Keenan : Aku punya salah, ya?
Helaan napasku dipenuhi rasa bersalah saat membuka pesan dari Keenan. Tiga hari terakhir aku menolak melakukan panggilan telepon ataupun video dengan beragam alasan yang tentu saja kubuat-buat. Membalas pesannya dengan kata dan kalimat singkat ala kadarnya. Bahkan aku juga sampai menolak tiket premier filmnya.
Keenan memang peka, tapi ternyata dia juga butuh beberapa hari untuk bertanya langsung padaku.
Nina : Maaf, ya.
Aku mengetukkan salah satu sudut ponsel di kening. Merasa amat sangat bodoh dengan balasan yang baru saja kukirim. Sekarang aku paham akan rasa bingung bercampur segan untuk mengutaran isi pikiran bahkan pada pacar sekali pun.
Padahal dulu aku sering mencibir temanku yang memilih menyelidiki sendiri informasi tentang kekasih mereka daripada bertanya langsung untuk memperoleh kejelasan. Dan ya, sekarang aku sendiri menghadapi situasi seperti itu. Rasanya benar-benar tidak enak hati untuk bertanya langsung pada Keenan tentang kasus rahasia di masa lalunya.
Keenan : Sebenarnya aku sedang meeting sekarang. Kalau ini selesai, bisa bicara di telepon?
Nina : Lihat nanti, ya. Aku masih ada kelas sampai sore.
Keenan : Oke.

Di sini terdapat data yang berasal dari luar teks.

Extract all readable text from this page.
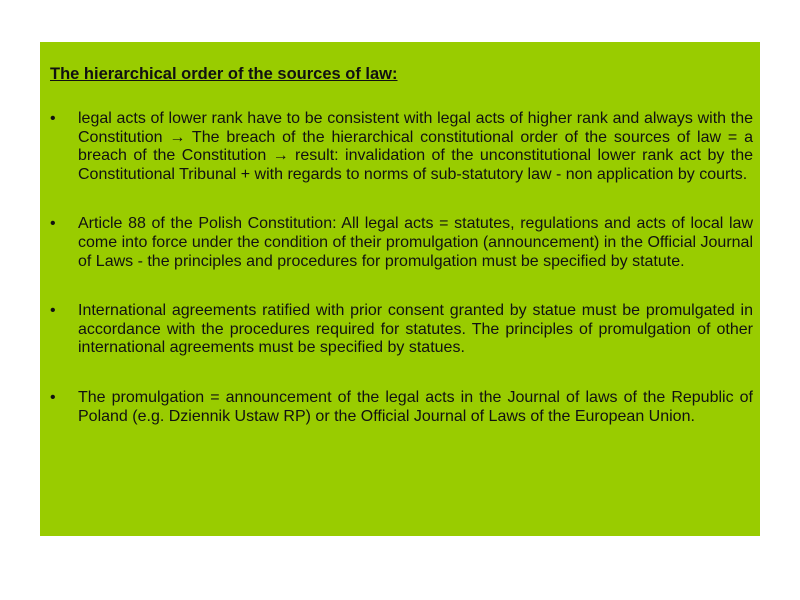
The hierarchical order of the sources of law:
•	legal acts of lower rank have to be consistent with legal acts of higher rank and always with the Constitution → The breach of the hierarchical constitutional order of the sources of law = a breach of the Constitution → result: invalidation of the unconstitutional lower rank act by the Constitutional Tribunal + with regards to norms of sub-statutory law - non application by courts.
•	Article 88 of the Polish Constitution: All legal acts = statutes, regulations and acts of local law come into force under the condition of their promulgation (announcement) in the Official Journal of Laws - the principles and procedures for promulgation must be specified by statute.
•	International agreements ratified with prior consent granted by statue must be promulgated in accordance with the procedures required for statutes. The principles of promulgation of other international agreements must be specified by statues.
•	The promulgation = announcement of the legal acts in the Journal of laws of the Republic of Poland (e.g. Dziennik Ustaw RP) or the Official Journal of Laws of the European Union.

Kalau ada masalah cerita sama aku, ya.
Lagi, Keenan sukses membuat rasa bersalahku semakin menggunung. Dia masih sempat memikirkan aku di tengah jadwalnya yang sudah sangat padat. Jemariku sudah bergerak mengetikkan balasan. Tapi, rentetan huruf yang sudah kuketik itu malah kuhapus lagi. Rasanya tidak ada kalimat yang pas untuk membalas pesan Keenan.
Keenan : Aku sayang kamu. Semangat, ya.
Nina : Kamu juga.
Segera kumasukkan ponsel ke dalam tas tepat saat dosen masuk ke kelas. Kucoba menitikkan fokus pada mata kuliah yang akan kuterima.
Hah ... Seharusnya kuturuti pinta Papa untuk fokus kuliah dulu. Urusan perasaan apalagi menjalin hubungan sebaiknya kutepikan saja sebelum lulus.
Mataku memandang lurus pada papan tulis putih yang kini dipenuhi coretan spidol penuh kalimat akan materi ekonomi makro di depan kelas, tapi otakku malah berkelana merangkai dan menyusun rencana agar terbebas dari kebuntuan solusi untuk mendapatkan fakta nyata tentang Keenan. Dan nihil, hasilnya tetap saja buntu.
"Bakteri di otak lo lagi demo?" Lirih kudengar bisikan Mila yang duduk di sampingku.
Aku menoleh menatapnya dengan kening mengkerut. Berharap dia tidak menambah beban pikiranku lagi.
"Gue, sih, nggak masalah kalau hobi baru lo itu nyakitin diri sendiri. Tapi, ngelakuinnya jangan pas kelas Bu Yani juga, Na. Lo mau kita semua kena amuknya karena lo ketahuan nggak konsen pas mata kuliahnya," seloroh Mila panjang, tentu dengan nada bicara yang masih berbisik. Dia juga menarik tangan kananku yang sedang memegang pulpen yang menempel di pelipis.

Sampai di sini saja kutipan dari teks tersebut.